Шплинт вскочил на плоскость и раскрыл деревянный чемоданчик. Я увидел в нем специальные гнезда с инструментом. Он достал из одного гнезда плоскогубцы — открылось донышко, выкрашенное в красный цвет. Цвет этот теперь назойливо напоминал механику, что плоскогубцев нет, что они, если допустить халатность, могут остаться в самолете.
«Надо сказать, чтобы Мокрушин тоже завел такой чемоданчик», — подумал я.
Законтрив горловину бензобака, Абдурахмандинов сказал, весело подмигнув:
— Теперь порядок, товарищ лейтенант. — Он снял с капота ватный чехол, от мотора заструилось волнистое марево. — Запускайте.
Мне не пришлось выбирать путь: он был обозначен флажками, расставленными дежурным по стоянке. Около каждого флажка стоял кол с красным сигнальным огоньком. Путь к старту напоминал речушку с бакенами у берегов. Наконец я вырулил на укатанное поле — словно в море попал — и прибавил скорость. Сбоку полз еще самолет, чуть поодаль еще. Вот мы пересекли отшлифованную тяжелыми катками взлетно-посадочную полосу. На старте самолеты встречал дежурный офицер, старший техник эскадрильи Осипов. Он, как милиционер на перекрестке улиц, махал белыми флажками, показывая машинам направления.
Самолеты становились в ряд так, чтобы между плоскостями свободно прошел автомобиль.
Я не учел этого, и начальник аварийной команды — старшина Герасимов — заставил меня сделать новый заезд на красную линию.
Это был не тот Герасимов, с которым я разговаривал после поездки в санях.
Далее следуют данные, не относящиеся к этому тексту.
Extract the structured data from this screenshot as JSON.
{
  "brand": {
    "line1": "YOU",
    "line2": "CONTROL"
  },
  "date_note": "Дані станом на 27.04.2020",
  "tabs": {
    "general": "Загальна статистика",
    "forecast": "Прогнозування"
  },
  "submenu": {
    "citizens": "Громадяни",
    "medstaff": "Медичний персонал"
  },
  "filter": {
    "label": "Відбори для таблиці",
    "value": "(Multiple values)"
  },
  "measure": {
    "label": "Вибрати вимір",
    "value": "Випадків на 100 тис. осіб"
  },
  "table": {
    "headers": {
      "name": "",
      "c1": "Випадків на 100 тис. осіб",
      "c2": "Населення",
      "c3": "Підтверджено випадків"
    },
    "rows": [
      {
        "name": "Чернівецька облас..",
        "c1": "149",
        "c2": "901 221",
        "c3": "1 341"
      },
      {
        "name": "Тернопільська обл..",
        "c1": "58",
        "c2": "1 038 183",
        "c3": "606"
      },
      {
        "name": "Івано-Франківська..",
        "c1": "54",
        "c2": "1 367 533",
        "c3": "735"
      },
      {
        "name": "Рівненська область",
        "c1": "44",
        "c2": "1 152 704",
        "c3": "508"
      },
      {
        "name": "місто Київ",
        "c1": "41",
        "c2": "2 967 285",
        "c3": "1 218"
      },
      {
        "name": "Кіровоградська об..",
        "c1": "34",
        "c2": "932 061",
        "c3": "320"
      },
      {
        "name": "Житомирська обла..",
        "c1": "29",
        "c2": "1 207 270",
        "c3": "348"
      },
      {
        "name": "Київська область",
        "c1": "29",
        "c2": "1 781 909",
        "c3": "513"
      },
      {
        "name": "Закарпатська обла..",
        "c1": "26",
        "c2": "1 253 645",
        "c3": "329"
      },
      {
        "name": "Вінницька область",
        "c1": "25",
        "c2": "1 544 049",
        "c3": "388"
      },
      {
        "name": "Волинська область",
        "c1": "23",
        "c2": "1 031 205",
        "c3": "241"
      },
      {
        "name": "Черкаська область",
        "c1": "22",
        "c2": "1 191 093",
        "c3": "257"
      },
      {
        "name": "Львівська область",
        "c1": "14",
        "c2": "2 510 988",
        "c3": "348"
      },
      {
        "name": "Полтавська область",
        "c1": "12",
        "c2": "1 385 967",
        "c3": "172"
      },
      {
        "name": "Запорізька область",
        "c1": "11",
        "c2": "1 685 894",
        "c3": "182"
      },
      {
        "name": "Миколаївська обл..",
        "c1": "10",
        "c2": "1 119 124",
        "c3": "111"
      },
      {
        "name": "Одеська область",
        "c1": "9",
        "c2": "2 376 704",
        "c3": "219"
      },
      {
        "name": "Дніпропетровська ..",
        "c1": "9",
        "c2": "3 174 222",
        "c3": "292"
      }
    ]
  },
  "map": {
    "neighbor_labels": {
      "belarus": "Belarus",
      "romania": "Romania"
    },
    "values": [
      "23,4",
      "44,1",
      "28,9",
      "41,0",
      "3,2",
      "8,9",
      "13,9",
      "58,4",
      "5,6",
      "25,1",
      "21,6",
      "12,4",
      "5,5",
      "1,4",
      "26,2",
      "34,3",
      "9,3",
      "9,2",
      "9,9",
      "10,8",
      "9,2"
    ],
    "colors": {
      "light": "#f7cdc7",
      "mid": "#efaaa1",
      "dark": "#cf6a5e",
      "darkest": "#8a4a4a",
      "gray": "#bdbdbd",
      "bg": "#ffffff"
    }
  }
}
С этим Герасимовым шутить было нельзя. И вообще на ночном старте все было строже, даже торжественнее.
Поддавшись общему настроению, я, прежде чем вылезти из самолета, с самым серьезным лицом (знал — на меня смотрит Абдурахмандинов) проверил освещение кабины. Оно было настолько слабым, что я едва различал свои руки.
— В чем дело? — строго спросил я у механика. Но он только снисходительно улыбнулся:
— Стоят экраны. Чтобы не было отсветов на стекле. Как я забыл об этом, ведь проходили! Надо быть осторожнее с механиками. Подрывать свой авторитет не годится.
Мне очень хотелось остаться на старте. Но я решил: мое присутствие здесь так же не нужно, как не нужно было оно на стоянке во время шторма. И теперь, и тогда я только срамил себя в глазах подчиненных.
Я выбрался на плоскость. Было свежо. Выплывшая из-за леса луна с отрезанным краем походила на пожарную каску. Абдурахмандинов, направляя жиденький свет фонарика то в одни бронелюк, то в другой, стал осматривать мотор.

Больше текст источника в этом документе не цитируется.